Lee attempted another stage version of her life with her solo show, A Curious Evening with Gypsy Rose Lee, which she premiered in Palm Beach in 1958. She revised the show and opened it on Broadway in 1961 to critical and popular indifference. She took the show to Los Angeles later that year and moved permanently to a seventeen-room house in Beverly Hills. For a time she hosted a syndicated television talk show, which was frequently blipped by network censors. She later toured with United Service Organizations (USO) shows, passing out her Kosher Fortune Cookies containing suggestive messages. She died of cancer at age fifty-six in Los Angeles.

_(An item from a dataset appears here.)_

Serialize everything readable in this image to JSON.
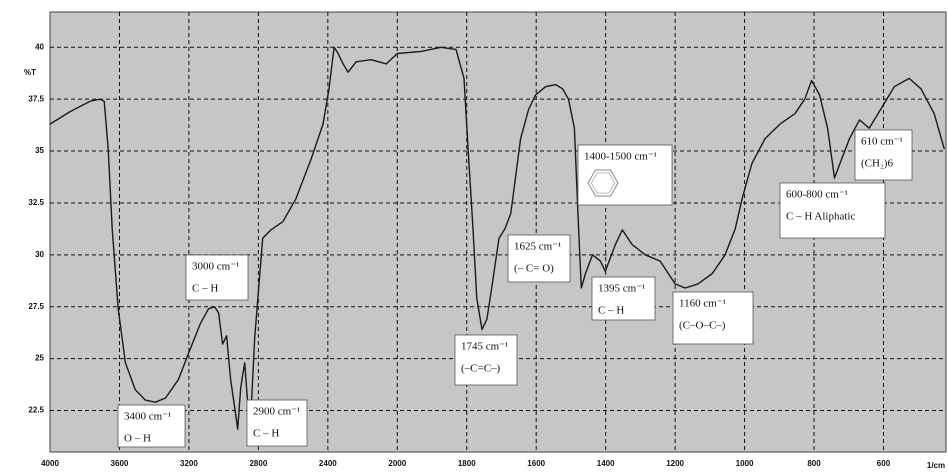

Lee had been married three times, first to Arnold R. Mizzy, a dental supply manufacturer, whom she wed in 1937; they divorced in 1941. She married an actor, William Alexander Kirkland, in 1942, separated from him three months later, and divorced him in 1944. Her last marriage was to an artist, Julio de Diego, in 1948; they divorced in 1955. Her son Erik Lee, thought to have been fathered by William Kirkland, was in fact offspring of Lee and film director Otto Preminger, who adopted him in 1971.

As her Newsweek obituary (11 May 1970) pointed out, Lee had actually bared less of her body than any other striptease headliner. She delighted audiences with her “polished comic brass,” which, combined with her magnetic, statuesque persona, made her the epitome of the stripper for more than three decades. Her sophisticated sexiness was a matter of shrewd packaging. As one co-worker noted, “She had a product to sell, like a car. She could twist any statement into a sexy one. Basically, she knew how to handle men.” As Lee put it herself, “You don’t have to be naked to look naked. You just have to think naked” (Life, 27 May 1957).


Erik Preminger inherited his mother’s collection of scrapbooks; the Billy Rose Theatre Collection at the New York Public Library for the Performing Arts, Lincoln Center, holds a clipping file. Lee’s many articles include “My Burlesque Customers,” American Mercury, Nov. 1942; “Mother and the Man Named Gordon,” “Mother and the Knights of Pythias,” and “Just Like Children Leading Normal Lives,” all in the New Yorker, 20 Nov., 10 Apr., and 3 July 1943; “Stranded in Kansas City; or, A Fate Worse Than Vaudeville” and “Up the Runway to Minsky’s,” both in Harper’s, Apr. and May 1957; and “Scrapbook Views of a Smart Stripper,” Life, 27 May 1957. Lee’s autobiography, Gypsy, remains the single most detailed treatment of her life and career. Erik Preminger published Gypsy and Me in 1984, and June Havoc presented her story in Early Havoc in 1959. Articles about Lee include Kyle Crichton, “Strip to Fame,” Collier’s, 19 Dec. 1936; John Richmond, “Gypsy Rose Lee, Striptease Intellectual,” American Mercury, Jan. 1941; J. P. McEvoy, “More Tease Than Strip,” Variety, 4 June 1941; “Gypsy Rose Lee, a General Collector,” Hobbies, Oct. 1942; Richard E. Lauterbach, “Gypsy Rose Lee,” Life, 14 Dec. 1942; “Gypsy Rose and Muse,” Cue, 12 July 1943; “Gypsy Rose Lee,” House & Garden, Dec. 1943; “Gypsy Joins the Carny,” Life, 6 June 1949; “The Men Laugh … Hardest with Women in the Audience,” Newsweek, 29 Apr. 1957; “Tips by an Improbable Pro,” Life, 29 June 1959; and Stanley Richard, “A Visit with Gypsy Rose Lee,” Theatre, Jan. 1960. Obituaries are in National Affairs, 11 May 1970; the New York Times, 28 Apr. 1970, followed by a eulogy on 10 May; Los Angeles Times, 27 Apr. 1970; and Variety, 29 Apr. 1970.